June 4, 2023

PARIS – France will return the only painting by Gustav Klimt in its national collection to the heirs of Nora Stiasny, a Jewish woman who sold it under duress after the Nazis annexed Austria, the French culture minister said on Monday.

Minister Roselyne Bachelot said it was difficult but necessary for France to part with Klimt’s “rose bushes under the trees” which she described as a “masterpiece”.

“It is the completion of an act of justice,” said Bachelot at a press conference in Paris next to the early 20th century painting, a lush green canvas with flecks of floral paint.

“Rosebushes Under the Trees,” currently located in the Musée d’Orsay in town, was not part of the special inventory of looted works of art that returned from Germany to France after the end of World War II. In contrast to those works of art that are not fully part of France’s national collections, the Klimt painting bought in 1980 is legally considered to be the “inalienable” property of the country.

That means Parliament must pass a law authorizing the refund, which Ms Bachelot said would be done as soon as possible.

Alfred Noll, an Austrian lawyer representing Stiasny’s heirs, said at the press conference that the family was “very satisfied and very grateful”.

Stiasny was born into a Jewish family in Vienna in 1898. The painting was passed on to her by her uncle Viktor Zuckerkandl, a wealthy steel tycoon and art collector who had bought “Rosebushes Under the Trees” in 1911.

But after the Nazis annexed Austria, they had to sell it “for next to nothing” in 1938 to survive, Bachelot said.

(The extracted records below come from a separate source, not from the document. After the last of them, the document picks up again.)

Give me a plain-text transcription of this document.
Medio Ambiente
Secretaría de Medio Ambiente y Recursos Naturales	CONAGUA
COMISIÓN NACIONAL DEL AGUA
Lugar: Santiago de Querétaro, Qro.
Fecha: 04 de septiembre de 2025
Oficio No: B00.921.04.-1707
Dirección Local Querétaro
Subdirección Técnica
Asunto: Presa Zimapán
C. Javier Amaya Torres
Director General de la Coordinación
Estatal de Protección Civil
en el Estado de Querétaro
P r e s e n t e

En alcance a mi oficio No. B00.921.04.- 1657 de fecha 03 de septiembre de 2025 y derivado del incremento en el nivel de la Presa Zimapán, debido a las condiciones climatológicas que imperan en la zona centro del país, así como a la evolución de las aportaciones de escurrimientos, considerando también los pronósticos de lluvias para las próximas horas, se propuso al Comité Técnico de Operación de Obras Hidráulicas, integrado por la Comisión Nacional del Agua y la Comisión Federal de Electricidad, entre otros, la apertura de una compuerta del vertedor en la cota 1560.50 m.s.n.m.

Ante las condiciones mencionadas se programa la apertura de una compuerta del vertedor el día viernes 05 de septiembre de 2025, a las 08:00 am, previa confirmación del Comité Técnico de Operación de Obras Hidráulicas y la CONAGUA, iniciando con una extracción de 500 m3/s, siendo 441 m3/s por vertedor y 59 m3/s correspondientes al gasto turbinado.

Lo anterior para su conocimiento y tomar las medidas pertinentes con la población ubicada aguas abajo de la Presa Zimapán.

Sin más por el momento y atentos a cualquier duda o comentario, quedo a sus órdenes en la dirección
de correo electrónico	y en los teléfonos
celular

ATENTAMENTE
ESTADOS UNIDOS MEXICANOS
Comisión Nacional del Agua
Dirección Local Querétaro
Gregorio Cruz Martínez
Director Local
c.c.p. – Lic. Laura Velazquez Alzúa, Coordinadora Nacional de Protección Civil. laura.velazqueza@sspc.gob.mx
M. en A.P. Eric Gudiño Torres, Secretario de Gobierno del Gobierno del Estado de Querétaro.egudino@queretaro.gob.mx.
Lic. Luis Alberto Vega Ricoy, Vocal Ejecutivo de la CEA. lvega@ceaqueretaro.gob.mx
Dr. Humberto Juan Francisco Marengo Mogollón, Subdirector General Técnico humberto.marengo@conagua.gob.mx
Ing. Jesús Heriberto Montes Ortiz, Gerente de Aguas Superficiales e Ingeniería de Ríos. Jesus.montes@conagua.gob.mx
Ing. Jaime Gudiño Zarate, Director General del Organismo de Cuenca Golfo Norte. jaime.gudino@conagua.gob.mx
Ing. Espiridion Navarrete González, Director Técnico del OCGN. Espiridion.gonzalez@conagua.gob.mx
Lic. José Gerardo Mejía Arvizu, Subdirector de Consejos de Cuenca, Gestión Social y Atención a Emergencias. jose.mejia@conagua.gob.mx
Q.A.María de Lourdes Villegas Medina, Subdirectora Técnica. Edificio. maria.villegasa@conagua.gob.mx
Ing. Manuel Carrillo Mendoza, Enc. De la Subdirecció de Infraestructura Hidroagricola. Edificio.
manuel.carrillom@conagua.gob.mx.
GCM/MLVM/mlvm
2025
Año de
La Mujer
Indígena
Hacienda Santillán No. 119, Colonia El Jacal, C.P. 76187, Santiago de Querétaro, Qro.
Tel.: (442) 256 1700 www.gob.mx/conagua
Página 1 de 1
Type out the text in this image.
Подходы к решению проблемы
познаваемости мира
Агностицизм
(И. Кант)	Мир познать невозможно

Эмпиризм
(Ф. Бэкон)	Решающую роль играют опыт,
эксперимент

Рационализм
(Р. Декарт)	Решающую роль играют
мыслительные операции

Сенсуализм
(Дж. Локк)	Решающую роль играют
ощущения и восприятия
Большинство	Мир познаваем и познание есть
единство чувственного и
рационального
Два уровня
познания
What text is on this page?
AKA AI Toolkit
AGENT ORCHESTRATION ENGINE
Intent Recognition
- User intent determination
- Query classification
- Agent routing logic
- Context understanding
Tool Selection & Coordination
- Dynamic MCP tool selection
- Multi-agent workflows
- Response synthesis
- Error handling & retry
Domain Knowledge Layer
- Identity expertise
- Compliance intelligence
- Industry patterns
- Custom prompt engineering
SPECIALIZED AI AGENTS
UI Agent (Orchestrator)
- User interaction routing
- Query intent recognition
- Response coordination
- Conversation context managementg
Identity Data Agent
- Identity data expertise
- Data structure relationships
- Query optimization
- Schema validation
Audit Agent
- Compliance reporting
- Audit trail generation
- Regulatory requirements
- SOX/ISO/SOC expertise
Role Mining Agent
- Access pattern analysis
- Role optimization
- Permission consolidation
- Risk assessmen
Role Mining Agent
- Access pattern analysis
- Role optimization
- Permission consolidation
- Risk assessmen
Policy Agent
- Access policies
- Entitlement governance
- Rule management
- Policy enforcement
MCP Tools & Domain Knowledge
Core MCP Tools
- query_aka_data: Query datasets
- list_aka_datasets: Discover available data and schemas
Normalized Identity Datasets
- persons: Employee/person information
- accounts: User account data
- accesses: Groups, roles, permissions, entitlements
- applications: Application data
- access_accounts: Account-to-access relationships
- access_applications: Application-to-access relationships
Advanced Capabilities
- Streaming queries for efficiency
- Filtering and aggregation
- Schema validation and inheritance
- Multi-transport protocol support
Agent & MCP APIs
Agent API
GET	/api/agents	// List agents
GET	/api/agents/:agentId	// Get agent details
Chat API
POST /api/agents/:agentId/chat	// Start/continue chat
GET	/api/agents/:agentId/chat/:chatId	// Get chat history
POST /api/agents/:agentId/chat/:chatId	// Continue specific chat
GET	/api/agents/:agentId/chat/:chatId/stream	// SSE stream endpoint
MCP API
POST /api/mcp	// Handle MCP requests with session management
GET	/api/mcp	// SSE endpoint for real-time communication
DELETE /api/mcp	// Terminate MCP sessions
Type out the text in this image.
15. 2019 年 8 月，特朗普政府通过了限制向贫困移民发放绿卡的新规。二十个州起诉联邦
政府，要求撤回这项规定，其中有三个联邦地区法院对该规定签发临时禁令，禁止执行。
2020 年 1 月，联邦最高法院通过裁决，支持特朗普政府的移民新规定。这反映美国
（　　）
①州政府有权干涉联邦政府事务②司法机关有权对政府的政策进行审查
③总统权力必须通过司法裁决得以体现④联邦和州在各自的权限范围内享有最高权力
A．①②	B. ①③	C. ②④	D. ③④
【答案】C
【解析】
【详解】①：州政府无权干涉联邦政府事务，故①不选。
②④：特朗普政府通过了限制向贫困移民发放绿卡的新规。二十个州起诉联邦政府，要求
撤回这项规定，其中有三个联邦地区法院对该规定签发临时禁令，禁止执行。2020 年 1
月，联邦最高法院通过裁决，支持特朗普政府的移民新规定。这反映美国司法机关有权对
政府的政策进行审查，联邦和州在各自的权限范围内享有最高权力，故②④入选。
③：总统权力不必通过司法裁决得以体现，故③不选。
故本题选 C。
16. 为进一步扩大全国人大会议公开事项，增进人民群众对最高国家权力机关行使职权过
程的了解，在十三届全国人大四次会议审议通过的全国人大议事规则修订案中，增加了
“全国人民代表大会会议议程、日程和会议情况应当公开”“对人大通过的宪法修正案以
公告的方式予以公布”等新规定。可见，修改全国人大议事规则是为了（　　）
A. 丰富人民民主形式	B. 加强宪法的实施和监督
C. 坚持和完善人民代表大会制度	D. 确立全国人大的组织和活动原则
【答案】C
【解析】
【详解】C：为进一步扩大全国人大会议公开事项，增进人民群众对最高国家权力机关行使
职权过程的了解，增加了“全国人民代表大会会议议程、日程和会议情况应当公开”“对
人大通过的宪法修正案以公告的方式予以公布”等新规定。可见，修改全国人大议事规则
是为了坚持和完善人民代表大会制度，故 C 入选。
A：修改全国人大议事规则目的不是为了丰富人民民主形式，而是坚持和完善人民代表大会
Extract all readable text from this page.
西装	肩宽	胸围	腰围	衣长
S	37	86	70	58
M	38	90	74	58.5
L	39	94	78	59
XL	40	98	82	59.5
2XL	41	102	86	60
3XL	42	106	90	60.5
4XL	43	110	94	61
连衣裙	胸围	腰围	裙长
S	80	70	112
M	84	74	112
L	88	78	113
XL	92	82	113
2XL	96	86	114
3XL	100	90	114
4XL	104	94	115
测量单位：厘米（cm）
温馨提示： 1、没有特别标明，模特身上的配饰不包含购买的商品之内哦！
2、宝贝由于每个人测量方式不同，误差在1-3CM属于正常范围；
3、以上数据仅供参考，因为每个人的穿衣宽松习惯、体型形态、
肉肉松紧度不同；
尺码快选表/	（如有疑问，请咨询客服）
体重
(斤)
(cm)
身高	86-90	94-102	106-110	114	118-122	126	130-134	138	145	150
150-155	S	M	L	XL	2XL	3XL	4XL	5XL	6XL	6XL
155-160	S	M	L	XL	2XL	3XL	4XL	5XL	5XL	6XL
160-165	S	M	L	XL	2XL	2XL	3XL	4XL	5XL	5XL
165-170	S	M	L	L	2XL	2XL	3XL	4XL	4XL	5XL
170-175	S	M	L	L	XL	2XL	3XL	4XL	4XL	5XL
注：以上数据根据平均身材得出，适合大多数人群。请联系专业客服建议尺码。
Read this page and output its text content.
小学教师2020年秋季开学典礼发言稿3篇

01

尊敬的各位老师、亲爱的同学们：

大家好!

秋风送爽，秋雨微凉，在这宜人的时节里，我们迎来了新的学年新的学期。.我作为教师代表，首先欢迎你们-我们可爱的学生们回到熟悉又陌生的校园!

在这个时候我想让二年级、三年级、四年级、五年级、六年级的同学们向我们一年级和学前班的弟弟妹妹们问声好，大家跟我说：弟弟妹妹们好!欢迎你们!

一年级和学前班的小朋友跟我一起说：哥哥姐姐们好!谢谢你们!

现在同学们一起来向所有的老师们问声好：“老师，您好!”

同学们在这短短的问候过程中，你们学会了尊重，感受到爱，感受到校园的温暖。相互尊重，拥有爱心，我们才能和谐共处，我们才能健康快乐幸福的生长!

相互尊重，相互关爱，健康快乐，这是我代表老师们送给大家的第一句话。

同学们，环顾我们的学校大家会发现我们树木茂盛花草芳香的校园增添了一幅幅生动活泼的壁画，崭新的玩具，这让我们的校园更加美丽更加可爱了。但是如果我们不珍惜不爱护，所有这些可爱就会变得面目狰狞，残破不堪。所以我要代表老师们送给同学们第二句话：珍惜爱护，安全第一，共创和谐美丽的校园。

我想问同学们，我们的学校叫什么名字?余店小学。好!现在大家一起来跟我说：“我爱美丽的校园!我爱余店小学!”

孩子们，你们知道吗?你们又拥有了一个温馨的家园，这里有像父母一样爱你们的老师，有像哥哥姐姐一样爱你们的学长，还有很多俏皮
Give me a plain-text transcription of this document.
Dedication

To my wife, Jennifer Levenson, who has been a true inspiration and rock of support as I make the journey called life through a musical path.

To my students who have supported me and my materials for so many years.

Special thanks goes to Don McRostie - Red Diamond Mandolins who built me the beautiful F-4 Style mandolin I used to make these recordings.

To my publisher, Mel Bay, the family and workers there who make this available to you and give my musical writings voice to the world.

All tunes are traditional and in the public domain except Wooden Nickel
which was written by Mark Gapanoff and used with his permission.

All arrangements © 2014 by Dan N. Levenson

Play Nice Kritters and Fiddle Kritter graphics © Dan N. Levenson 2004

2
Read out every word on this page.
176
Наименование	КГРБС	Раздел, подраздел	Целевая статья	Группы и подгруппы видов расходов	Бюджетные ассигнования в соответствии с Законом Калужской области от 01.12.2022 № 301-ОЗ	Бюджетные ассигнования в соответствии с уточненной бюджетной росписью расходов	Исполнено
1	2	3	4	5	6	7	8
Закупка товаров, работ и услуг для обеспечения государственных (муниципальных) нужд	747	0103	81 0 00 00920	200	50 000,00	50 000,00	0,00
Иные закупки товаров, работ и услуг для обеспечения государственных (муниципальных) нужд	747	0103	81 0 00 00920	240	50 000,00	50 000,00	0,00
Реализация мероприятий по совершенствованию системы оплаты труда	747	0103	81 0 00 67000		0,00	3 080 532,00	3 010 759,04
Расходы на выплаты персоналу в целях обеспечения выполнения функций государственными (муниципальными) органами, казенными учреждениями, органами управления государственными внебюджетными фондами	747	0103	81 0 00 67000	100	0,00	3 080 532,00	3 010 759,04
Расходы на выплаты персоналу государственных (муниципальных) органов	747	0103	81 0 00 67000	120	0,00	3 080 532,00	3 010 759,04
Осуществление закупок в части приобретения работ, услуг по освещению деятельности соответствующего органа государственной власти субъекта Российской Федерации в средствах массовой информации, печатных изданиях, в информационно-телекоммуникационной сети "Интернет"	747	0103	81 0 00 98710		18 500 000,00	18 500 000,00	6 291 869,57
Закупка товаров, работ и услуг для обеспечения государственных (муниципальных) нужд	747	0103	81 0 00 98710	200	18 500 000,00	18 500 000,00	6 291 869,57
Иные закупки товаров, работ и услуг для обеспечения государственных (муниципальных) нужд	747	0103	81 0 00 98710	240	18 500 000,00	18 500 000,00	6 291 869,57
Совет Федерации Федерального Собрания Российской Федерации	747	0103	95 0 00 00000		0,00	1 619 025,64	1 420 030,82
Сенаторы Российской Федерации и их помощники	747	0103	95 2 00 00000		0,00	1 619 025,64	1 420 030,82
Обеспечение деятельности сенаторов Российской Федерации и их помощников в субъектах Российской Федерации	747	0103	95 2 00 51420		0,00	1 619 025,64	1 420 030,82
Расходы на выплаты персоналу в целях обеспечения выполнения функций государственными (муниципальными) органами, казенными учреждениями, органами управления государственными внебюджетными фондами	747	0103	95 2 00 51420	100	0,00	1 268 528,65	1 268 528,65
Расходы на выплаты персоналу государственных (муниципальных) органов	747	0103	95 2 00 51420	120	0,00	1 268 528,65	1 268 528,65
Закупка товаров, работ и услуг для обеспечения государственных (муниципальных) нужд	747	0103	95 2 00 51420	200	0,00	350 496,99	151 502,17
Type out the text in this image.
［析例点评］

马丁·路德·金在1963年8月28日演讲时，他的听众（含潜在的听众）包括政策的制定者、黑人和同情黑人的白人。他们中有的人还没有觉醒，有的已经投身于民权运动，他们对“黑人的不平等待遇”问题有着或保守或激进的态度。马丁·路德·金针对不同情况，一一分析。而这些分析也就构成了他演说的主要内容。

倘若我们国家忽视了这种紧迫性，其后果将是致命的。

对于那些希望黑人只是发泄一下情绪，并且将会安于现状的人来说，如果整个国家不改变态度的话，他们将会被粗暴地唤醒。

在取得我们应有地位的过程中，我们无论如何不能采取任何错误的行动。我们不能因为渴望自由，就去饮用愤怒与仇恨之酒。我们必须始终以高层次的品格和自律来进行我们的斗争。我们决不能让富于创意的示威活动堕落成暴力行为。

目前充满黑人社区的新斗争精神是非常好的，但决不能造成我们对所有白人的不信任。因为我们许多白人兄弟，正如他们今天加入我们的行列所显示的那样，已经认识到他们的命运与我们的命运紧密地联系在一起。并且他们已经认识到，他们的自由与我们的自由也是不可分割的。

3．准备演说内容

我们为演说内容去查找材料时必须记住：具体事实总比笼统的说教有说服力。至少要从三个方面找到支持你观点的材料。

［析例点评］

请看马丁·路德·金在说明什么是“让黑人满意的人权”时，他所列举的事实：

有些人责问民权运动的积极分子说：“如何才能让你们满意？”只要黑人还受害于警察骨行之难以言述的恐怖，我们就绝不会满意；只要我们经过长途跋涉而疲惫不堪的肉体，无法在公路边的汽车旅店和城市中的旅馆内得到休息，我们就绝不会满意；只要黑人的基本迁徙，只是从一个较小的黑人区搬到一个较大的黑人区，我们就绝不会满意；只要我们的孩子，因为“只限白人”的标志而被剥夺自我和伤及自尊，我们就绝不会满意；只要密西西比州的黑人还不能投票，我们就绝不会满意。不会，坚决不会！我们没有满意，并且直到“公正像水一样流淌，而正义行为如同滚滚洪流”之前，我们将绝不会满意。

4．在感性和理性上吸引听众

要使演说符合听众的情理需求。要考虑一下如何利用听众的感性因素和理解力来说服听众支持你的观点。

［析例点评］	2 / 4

Stiasny was deported to Poland in 1942 and died that year, along with her husband and son.

Ruth Pleyer, an Austrian art expert who investigated the painting’s provenance and advised Ms. Stiasny’s heirs, said at the press conference that the refund was “the equivalent of a miracle” for the family.

Stiasny had been evicted from her home and most of her personal belongings were thrown away after she was deported, Pleyer said, leaving few traces.

The man who bought the painting in 1938, a Nazi sympathizer and “so-called friend” who, according to Bachelot, “instigated” the sale, kept it until his death in 1960. The French state bought it in 1980 as In the years before it opened of the Musée d’Orsay, officials built the country’s modern art collection.

France inquired about the painting’s origins at the time but found no evidence that it had been forcibly sold, officials said Monday.

“All the necessary verifications have been made,” said Bachelot, adding that it was only in recent years that French and Austrian researchers and historians have fully understood the painting’s entire journey, a process that “was particularly arduous because of the destruction” of most of the evidence and the erosion of family memories, ”she added.

Laurence des Cars, the director of the Musée d’Orsay, said at the event on Monday that the Austrian ambassador to France first informed the French authorities in July 2018 that the painting had been forcibly sold according to newly discovered documents. Des Cars said the French authorities immediately started investigating the matter.

In 2019, a new task force was given a broader mandate to search for and return works of art that had been forcibly looted or sold during the Nazi occupation after years of criticism that the French efforts had not been proactive enough. For example, Bachelot noted that the Louvre is currently reviewing all acquisitions made between 1933 and 1945.